Le choix de Rabat par l’UNESCO repose sur des éléments précis. L’organisation souligne le rôle de la ville comme carrefour culturel, l’importance croissante de son industrie locale du livre et la contribution de cet écosystème à l’éducation. Des relais professionnels du secteur rappellent aussi que Rabat accueille un grand salon du livre à l’échelle africaine, ce qui renforce la cohérence de cette désignation.
Dimension africaine
Mais cette reconnaissance n’a de valeur que si elle produit des effets au-delà de l’événement. C’est la véritable ligne de partage du texte. Le temps court est celui des cérémonies, des programmes et de la visibilité internationale. Le temps long est celui des usages. Tout dépendra donc de la capacité du Maroc à transformer ce moment en pratiques durables : plus de circulation du livre, une présence plus forte dans les espaces de vie, et une inscription plus nette de la lecture dans les parcours éducatifs et civiques. Cette projection est une lecture stratégique.
La dimension africaine renforce encore cette séquence. Rabat ne s’inscrit pas dans un vide symbolique. Avant elle, d’autres villes du continent ont porté ce titre dans le cadre du programme de l’UNESCO, notamment Port Harcourt, Conakry et Accra. Le fait est important : il montre que, sur le continent aussi, le livre est pensé comme un levier d’éducation, de développement culturel et d’accès au savoir. Rabat ajoute à cette trajectoire une singularité propre : celle d’une capitale à la jonction du Maghreb, de l’Atlantique et de l’Afrique, capable de donner à cette politique du livre une résonance plus large.
Cette inscription africaine n’est pas décorative. Elle change l’échelle de lecture. Le livre n’est plus seulement ici un sujet de politique culturelle nationale. Il devient aussi un outil possible de projection, de circulation des idées et de consolidation des médiations dans des sociétés confrontées à des défis voisins : jeunesse nombreuse, mutation numérique rapide, concurrence des écrans, et tension croissante entre abondance de contenus et besoin d’orientation. Cette phrase relève d’une analyse comparative.
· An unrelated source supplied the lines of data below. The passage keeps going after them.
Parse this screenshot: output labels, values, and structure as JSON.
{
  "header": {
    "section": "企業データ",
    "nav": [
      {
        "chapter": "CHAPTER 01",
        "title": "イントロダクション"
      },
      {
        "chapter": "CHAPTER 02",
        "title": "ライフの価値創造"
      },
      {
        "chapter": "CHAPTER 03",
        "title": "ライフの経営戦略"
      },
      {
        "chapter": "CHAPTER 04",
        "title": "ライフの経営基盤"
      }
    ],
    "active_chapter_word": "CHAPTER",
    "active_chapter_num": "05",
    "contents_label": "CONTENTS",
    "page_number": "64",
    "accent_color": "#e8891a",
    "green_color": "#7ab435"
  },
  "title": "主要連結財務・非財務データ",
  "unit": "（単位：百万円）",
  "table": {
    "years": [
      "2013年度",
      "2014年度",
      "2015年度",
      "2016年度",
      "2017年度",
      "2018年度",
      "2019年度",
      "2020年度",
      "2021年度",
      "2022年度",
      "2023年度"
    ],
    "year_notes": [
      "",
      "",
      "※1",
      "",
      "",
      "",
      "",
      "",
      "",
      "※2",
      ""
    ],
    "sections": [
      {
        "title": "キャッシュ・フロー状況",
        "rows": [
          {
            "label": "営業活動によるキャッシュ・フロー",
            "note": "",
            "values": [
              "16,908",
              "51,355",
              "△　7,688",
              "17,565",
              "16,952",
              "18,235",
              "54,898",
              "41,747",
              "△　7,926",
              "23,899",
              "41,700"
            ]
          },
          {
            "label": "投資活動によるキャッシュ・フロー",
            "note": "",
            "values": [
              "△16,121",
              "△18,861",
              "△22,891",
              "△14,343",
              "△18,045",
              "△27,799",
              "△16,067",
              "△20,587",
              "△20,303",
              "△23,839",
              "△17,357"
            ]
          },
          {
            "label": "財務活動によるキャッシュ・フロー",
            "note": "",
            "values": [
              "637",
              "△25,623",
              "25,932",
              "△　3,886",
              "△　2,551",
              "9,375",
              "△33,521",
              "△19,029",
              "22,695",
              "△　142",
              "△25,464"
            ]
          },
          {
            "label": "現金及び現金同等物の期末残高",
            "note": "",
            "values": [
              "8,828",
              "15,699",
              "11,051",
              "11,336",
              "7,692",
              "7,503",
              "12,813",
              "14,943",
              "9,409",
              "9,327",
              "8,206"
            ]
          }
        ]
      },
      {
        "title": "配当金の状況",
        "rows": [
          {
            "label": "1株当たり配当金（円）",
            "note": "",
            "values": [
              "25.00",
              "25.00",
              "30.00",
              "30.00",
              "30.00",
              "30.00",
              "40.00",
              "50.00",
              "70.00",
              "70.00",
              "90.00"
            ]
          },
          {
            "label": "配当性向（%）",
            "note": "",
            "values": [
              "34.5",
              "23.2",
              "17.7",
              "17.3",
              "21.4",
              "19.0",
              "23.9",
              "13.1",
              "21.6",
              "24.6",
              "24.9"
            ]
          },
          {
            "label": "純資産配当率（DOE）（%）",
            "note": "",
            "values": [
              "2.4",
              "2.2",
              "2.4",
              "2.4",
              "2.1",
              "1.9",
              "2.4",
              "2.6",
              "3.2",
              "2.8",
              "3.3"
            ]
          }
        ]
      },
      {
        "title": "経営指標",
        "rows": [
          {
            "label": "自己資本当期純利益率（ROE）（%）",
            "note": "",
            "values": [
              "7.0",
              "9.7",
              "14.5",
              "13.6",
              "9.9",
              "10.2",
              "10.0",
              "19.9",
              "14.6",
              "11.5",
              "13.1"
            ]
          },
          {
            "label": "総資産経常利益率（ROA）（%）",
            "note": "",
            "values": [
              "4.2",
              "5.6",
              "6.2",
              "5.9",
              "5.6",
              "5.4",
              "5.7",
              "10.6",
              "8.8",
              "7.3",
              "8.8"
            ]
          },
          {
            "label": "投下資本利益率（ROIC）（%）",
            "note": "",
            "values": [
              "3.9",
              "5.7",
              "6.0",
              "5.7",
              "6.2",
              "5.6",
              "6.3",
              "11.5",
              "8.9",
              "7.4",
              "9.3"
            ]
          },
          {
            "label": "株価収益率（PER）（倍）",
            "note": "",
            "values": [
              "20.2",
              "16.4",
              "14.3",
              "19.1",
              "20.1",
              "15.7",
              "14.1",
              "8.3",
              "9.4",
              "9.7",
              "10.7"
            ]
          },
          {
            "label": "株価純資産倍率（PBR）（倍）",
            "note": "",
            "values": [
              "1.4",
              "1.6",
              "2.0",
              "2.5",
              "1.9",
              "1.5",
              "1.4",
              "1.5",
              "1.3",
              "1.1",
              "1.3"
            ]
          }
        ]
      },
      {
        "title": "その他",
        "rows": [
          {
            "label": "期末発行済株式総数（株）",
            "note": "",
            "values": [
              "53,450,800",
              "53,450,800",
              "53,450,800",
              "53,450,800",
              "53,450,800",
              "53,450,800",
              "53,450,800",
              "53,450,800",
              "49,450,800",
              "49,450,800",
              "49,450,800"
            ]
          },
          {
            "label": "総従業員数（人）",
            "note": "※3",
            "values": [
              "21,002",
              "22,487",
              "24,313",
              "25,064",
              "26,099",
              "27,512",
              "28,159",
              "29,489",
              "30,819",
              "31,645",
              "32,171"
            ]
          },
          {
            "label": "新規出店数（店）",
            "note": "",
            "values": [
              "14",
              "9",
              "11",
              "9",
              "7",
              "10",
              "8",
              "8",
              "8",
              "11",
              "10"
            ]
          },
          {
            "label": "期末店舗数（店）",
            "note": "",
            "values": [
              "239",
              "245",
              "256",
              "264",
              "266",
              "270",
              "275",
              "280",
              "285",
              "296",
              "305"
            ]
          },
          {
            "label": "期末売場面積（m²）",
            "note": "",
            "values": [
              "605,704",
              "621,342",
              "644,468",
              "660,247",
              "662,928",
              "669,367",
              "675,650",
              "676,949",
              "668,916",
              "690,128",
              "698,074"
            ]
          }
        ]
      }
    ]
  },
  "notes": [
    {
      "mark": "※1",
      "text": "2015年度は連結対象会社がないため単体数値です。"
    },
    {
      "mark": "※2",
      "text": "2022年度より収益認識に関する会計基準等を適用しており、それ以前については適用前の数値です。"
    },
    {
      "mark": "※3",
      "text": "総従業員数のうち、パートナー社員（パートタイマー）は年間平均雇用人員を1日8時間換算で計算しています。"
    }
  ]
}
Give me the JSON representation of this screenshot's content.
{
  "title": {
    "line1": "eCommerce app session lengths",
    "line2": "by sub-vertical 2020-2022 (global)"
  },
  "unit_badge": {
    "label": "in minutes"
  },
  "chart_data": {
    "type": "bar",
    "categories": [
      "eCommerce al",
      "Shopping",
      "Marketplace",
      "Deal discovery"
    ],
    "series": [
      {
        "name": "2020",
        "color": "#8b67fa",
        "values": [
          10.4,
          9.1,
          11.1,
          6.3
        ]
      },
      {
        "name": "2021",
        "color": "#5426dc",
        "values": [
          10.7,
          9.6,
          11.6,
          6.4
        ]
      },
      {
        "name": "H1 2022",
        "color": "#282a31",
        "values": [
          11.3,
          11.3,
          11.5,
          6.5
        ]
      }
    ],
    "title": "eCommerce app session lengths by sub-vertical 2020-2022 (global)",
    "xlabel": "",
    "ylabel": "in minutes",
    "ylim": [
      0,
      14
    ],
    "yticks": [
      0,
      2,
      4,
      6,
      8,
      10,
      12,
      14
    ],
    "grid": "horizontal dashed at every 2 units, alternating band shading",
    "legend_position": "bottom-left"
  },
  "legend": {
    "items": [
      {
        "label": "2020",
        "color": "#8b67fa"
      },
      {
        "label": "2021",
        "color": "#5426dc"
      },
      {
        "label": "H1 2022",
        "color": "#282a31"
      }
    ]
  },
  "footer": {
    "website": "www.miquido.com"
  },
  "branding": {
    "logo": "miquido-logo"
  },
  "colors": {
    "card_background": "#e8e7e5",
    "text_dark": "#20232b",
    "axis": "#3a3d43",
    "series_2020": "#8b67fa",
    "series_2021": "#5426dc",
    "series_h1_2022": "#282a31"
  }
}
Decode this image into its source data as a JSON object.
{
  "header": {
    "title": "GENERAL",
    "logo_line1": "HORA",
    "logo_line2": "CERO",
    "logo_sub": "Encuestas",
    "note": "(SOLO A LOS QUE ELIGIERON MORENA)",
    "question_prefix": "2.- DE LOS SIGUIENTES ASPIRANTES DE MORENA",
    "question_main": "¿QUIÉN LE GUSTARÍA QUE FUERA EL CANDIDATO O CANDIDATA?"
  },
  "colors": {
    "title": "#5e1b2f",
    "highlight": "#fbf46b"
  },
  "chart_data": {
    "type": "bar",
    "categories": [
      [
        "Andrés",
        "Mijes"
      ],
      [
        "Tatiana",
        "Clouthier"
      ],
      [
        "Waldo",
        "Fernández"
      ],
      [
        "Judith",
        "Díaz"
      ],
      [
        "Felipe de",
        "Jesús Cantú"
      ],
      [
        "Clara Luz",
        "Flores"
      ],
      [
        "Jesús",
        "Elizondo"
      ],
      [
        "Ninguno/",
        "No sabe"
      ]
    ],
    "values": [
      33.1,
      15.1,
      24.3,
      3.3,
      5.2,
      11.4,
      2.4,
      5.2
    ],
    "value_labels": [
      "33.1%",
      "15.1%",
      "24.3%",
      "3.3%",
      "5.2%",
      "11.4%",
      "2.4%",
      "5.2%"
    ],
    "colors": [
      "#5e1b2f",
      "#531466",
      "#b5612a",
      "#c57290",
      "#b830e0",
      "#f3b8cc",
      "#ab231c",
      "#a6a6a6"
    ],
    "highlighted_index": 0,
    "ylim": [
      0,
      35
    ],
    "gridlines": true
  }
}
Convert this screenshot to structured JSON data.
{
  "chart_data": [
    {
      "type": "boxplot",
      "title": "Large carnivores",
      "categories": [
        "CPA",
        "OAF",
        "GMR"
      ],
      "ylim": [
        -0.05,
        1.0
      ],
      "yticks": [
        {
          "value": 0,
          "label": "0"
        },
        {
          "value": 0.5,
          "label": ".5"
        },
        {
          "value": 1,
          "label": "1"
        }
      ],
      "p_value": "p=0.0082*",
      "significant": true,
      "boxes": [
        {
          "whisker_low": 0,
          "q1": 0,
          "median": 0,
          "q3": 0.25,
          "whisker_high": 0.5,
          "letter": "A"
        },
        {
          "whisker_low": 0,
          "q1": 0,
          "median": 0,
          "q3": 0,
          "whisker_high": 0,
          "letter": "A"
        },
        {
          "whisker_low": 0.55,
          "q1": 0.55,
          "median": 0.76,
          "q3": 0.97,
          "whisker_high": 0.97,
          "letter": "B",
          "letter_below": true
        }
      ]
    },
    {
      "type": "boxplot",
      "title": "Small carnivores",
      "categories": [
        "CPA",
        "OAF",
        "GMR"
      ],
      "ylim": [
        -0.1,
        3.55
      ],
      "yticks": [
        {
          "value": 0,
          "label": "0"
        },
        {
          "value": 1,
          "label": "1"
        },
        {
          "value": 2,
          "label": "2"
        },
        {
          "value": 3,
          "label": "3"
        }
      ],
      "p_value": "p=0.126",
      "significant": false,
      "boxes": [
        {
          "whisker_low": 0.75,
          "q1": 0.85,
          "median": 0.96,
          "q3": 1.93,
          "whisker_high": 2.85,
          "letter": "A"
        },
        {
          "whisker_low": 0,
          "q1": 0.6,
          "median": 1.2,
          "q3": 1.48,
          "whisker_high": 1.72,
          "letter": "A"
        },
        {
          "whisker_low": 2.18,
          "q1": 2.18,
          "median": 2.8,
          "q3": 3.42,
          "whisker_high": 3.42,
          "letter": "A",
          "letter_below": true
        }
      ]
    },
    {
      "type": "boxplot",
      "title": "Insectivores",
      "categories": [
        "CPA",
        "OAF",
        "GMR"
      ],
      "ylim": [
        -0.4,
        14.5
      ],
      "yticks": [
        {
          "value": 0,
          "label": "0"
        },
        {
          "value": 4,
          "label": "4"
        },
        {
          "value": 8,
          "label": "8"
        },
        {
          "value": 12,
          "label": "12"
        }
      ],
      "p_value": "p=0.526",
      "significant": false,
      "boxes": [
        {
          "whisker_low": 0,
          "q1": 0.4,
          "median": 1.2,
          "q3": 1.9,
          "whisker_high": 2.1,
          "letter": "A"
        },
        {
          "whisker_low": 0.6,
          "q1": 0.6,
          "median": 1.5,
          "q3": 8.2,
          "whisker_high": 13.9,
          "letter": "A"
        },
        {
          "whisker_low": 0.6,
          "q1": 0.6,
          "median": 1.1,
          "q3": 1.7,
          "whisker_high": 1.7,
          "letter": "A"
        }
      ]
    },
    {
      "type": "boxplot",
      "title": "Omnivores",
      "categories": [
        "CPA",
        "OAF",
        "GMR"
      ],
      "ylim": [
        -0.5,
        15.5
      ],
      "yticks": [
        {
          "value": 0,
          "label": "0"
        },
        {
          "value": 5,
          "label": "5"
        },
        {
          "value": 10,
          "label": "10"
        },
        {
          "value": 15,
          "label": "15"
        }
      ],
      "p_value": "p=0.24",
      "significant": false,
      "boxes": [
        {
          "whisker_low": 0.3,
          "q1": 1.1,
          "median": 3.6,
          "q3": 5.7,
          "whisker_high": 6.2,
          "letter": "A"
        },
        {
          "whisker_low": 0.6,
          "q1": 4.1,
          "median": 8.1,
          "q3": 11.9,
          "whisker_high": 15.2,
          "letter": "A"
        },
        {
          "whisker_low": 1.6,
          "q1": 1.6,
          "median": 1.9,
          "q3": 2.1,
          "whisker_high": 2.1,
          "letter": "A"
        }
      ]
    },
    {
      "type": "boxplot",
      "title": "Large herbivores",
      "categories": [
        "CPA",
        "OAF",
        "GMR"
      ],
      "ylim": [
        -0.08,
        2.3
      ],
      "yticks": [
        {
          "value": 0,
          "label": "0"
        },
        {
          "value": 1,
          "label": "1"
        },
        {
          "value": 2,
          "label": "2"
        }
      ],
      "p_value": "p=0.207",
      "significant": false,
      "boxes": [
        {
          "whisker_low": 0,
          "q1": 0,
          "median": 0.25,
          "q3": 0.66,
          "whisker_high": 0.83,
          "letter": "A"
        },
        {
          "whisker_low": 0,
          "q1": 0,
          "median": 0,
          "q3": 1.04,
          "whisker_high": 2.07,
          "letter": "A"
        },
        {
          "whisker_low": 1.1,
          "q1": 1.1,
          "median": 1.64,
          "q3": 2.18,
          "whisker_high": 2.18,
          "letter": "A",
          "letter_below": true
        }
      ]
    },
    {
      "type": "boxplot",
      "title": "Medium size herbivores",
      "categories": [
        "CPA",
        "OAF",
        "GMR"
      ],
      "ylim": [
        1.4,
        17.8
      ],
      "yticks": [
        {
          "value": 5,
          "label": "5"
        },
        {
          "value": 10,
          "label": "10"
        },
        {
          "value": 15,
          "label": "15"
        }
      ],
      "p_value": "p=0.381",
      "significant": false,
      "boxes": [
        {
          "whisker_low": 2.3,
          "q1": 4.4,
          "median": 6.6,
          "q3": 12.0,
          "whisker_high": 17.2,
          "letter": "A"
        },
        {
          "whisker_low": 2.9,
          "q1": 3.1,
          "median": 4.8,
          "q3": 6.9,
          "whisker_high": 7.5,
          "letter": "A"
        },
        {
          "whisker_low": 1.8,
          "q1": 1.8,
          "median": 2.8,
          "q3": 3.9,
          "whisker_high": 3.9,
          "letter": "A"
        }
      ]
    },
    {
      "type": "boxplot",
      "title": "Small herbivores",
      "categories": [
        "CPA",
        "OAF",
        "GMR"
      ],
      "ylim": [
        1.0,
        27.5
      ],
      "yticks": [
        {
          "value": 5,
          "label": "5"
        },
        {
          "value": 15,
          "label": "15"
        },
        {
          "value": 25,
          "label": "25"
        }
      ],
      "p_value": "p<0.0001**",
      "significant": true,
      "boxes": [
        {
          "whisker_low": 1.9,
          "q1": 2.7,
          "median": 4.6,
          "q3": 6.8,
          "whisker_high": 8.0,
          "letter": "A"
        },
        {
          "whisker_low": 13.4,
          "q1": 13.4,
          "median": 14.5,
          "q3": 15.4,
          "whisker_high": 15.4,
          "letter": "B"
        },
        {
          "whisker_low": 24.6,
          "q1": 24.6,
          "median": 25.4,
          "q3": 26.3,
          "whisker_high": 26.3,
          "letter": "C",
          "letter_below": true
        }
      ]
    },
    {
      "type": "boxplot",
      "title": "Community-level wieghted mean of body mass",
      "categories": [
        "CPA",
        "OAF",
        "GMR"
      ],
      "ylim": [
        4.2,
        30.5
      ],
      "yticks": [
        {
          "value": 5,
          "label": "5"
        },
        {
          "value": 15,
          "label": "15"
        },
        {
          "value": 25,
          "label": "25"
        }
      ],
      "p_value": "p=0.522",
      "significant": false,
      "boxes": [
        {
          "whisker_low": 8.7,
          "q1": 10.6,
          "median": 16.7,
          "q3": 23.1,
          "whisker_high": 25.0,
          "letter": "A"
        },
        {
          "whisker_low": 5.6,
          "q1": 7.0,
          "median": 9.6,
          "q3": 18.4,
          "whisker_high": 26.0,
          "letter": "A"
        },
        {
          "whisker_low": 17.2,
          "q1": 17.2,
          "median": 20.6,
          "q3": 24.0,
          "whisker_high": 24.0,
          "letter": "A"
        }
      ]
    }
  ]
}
Reste l’essentiel : l’épreuve du réel. La dynamique institutionnelle est enclenchée. Les annonces sont là. La reconnaissance internationale aussi. Le test décisif sera social. Il se mesurera moins à la qualité de la programmation qu’à la place effective du livre dans le quotidien. C’est à ce niveau seulement que Rabat 2026 pourra être jugée comme un tournant plutôt que comme une vitrine.
Le Maroc a pour cela plusieurs atouts : une capitale politique et culturelle, un réseau d’acteurs déjà structuré, un salon installé, et une volonté publique assumée de relier culture, éducation et ouverture. Si cette séquence est tenue dans la durée, Rabat pourra apparaître non seulement comme une ville distinguée par l’UNESCO, mais comme un espace où le livre retrouve une fonction centrale dans l’organisation du savoir. 
Au fond, Rabat 2026 pose une question simple : dans des sociétés saturées de contenus, quelles médiations restent capables d’ordonner le savoir ?
En replaçant le livre au centre de la cité, le Maroc n’oppose pas le papier au numérique. Il rappelle qu’aucune société ne peut durablement vivre de flux seuls. Elle a besoin de formes, de repères et de transmissions. Et c’est peut-être là que se joue la portée la plus forte de Rabat 2026 : non dans la célébration du livre, mais dans sa réinscription comme architecture du sens.